“Hode of the High Place” (1984) by Jessica Amanda Salmonson

For the first time he recognized that the possession of an object was never as ecstatic as the seeking; the reality never as pleasurable as the dream.
—Jessica Amanda Salmonson, “Hode of the High Place” in The Last Continent 201

There is no pithy word for stories that are inspired by Clark Ashton Smith, that partake of his style and essence, are reminiscent of his darker moods and most erotic intimations. When someone writes a tale that draws inspiration from H. P. Lovecraft, or involves him in some form, we call it “Lovecraftian.” For the Bard of Auburn, we might say “Smithian,” but there are many Smiths. “Klarkash-Tonian” is a bit of a mouthful. Nothing seems to succinctly embrace the whole concept.

It is a rare story where we have need of such a word.

“Hode of the High Place” is not set explicitly in Smith’s Zothique, or any other fantasy world we know. In mood, in device, in tone, it could well be. It fits neatly among the other neo-Zothique tales of The Last Continent: New Tales of Zothique (1999), one of the very few anthologies where authors are encouraged to play in Clark Ashton Smith’s imaginary worlds. Smith himself might well have smiled and recognized this story as a literary descendant, had he lived long enough to read it.
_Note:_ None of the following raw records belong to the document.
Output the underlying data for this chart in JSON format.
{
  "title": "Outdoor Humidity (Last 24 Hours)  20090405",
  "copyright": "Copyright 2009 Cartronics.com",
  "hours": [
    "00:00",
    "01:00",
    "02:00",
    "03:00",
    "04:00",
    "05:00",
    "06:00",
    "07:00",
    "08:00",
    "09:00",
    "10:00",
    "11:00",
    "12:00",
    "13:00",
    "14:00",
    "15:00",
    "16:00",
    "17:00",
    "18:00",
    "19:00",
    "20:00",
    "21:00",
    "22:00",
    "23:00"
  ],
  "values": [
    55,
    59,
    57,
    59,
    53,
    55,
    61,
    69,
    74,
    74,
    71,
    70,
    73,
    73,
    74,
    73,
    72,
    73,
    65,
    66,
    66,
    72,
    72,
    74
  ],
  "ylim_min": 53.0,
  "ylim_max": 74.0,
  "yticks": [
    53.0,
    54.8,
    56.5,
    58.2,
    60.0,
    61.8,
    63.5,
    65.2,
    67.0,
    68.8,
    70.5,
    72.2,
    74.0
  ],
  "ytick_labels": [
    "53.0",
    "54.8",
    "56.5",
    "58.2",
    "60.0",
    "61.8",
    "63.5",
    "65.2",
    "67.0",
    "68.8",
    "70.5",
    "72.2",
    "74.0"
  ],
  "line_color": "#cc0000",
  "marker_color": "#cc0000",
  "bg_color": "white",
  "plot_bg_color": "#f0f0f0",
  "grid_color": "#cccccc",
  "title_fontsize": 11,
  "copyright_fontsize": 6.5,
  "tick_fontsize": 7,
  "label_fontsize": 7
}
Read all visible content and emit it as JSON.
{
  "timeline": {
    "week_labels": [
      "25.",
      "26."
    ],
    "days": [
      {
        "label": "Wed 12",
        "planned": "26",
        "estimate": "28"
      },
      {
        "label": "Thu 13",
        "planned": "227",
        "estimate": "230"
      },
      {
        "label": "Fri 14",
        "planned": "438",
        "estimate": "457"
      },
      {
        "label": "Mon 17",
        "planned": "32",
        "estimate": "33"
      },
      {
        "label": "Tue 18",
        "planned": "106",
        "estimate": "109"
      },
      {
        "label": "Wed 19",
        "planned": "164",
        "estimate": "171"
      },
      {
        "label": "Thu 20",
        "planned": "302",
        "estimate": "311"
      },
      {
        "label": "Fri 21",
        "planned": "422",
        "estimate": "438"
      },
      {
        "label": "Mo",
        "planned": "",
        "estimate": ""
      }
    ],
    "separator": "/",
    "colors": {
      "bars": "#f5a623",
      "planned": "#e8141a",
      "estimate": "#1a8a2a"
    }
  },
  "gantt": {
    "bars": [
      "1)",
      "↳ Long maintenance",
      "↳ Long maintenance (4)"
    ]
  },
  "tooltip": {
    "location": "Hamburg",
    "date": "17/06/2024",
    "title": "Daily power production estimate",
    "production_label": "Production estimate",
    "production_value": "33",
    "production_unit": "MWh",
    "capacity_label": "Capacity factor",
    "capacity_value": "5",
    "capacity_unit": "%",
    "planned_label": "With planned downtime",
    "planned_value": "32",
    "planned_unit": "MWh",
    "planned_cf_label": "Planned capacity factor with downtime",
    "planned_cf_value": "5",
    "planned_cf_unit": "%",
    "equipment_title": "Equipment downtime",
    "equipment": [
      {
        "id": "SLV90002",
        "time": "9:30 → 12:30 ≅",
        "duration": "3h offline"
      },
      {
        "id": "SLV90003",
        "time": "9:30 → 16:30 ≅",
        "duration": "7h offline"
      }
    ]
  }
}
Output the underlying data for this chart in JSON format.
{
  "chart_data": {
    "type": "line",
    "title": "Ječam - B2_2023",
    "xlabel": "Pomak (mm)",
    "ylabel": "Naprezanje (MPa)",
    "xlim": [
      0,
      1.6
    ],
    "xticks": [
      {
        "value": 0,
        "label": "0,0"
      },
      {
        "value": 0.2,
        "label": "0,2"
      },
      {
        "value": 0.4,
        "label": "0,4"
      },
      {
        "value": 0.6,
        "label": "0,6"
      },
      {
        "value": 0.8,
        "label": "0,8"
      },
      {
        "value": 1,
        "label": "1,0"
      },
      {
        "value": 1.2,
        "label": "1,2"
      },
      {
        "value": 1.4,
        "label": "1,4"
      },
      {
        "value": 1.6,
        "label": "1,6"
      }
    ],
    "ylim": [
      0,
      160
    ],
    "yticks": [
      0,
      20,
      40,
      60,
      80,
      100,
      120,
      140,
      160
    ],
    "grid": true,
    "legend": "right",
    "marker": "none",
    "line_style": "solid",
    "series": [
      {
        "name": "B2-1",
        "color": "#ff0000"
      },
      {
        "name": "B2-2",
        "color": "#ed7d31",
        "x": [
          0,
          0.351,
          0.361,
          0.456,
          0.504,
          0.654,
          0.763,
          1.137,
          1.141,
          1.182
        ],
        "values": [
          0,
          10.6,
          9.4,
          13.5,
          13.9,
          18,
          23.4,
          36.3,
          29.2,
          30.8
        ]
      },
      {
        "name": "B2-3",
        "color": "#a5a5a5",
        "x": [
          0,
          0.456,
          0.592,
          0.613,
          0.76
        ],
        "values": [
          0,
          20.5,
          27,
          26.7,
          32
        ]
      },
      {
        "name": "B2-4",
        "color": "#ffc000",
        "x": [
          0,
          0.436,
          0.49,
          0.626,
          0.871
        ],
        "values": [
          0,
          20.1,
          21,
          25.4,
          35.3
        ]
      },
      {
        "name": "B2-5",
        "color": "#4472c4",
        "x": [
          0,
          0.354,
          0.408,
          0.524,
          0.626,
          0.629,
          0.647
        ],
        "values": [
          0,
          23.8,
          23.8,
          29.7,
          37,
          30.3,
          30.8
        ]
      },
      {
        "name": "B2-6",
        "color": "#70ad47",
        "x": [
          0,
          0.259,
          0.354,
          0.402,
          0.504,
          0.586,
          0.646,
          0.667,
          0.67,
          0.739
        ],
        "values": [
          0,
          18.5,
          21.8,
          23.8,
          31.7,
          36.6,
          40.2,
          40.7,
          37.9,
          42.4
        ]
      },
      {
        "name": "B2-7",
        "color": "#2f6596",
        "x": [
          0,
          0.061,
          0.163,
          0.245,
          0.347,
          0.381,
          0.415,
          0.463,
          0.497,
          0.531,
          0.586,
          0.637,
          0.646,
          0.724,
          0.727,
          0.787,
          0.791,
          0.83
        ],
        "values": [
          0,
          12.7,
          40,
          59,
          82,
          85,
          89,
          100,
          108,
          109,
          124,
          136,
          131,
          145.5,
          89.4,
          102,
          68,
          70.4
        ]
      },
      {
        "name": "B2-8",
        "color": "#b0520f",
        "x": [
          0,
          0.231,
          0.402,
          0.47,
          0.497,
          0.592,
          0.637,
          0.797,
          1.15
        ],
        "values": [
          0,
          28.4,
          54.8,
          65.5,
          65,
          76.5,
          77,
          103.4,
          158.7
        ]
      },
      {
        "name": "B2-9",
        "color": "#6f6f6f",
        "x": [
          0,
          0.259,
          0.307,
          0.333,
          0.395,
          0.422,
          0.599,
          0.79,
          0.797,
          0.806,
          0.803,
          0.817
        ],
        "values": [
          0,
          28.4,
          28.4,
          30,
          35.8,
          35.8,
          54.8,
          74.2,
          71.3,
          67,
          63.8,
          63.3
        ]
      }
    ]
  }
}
When considering those who follow Smith, there is a tendency toward pastiche, as in “The Vulviflora of Vuutsavek” (2008) by Charlotte Alchemilla Smythe. Salmonson is wise enough to not try and mimic the same tendency for arcane vocabulary, but there are elements of Smith that readers will recognize in the tone, the omniscient third-person perspective which is almost voyeuristic in following the triumphs and tragedies of this story. Then there is the erotic element.

A gelatinous mass flowed over him, oblivious to his thrashing, smothering him as the water had smothered the flames. Then he felt something expected and pleasant: gentle, rhythmic constrictions around his genitals.
—Jessica Amanda Salmonson, “Hode of the High Place” in The Last Continent 197

One of the hallmarks of Smith’s fiction was a fascination with scenes of unnatural carnal pleasures, necrophilia (or perhaps more accurately, a love that extends beyond death), assignations with witches, lamia, and succubi, etc. It isn’t in every work, and it isn’t in any sense explicit by contemporary terms, even his play The Dead Will Cuckold You (1951) is concerned with character and relationships rather than actually describing the actions of genitalia. Some of Smith’s stories which could only be published in expurgated form during his lifetime, such as “Mother of Toads” (Weird Tales Jul 1938), are quaint in terms of actual sexual content, though still potent in terms of image, plot, and suggestion.

This reticence toward explicit sexual description in Smith’s fiction, and his frustration with the standards of his day that censored even that, can be easily understood. Clark Ashton Smith was writing weird fiction of which sex was a part, but not weird erotica or pornography with a weird setting. The point of Smith’s stories was not to sexually excite the reader, not in the way of Victorian erotica like The Way of a Man With A Maid. The erotic element was always intimately tied to the weirdness in some fashion, as with the work of Arthur Machen. Perhaps Smith might have been more explicit if editors and laws had allowed it, but there was no way it could have been published in the 1930s under existing censorship laws.

Contemporary writers don’t operate under the same restrictions. It is much more acceptable these days to be much more explicit about sexual relations. Salmonson could no doubt have gotten away with far more sexual content in this story; other tales are more explicit. Yet this is not a case where the point is to titillate the reader; it is a necessary plot point for the story. Ultimately, I would say that “Hode of the High Place” shows admirable restraint, getting just explicit enough to cross that conceptual line between “suitable for young adults” to “suitable for adult audiences,” but not becoming particularly lurid or distracting from the rest of the story…indeed, the brief sexual scenes are ultimately critical.

It was fashioned in the shape of a bone with a serpent wrapped around, the universal insignia used on jars of poison, pictured on no-trespassing signs to prove the warning adamant, and marked on maps to show where wayfarers had best not go.
—Jessica Amanda Salmonson, “Hode of the High Place” in The Last Continent 206

If “Hode of the High Place” is not set in Zothique itself, it still feels like it could be set beneath a dying sun on a dying world, one last tragedy being acted out with all of its follies and its terrible inevitability.

Jessica Amanda Salmonson’s “Hode of the High Place” was first published in Beyond Lands of Never (1984), the second volume of the fantasy Lands of Never (1983). It was republished in The Last Continent: New Tales of Zothique (1999), and in her collection Dark Tales (2002).


Bobby Derie is the author of Weird Talers: Essays on Robert E. Howard & Others (2019) and Sex and the Cthulhu Mythos (2014).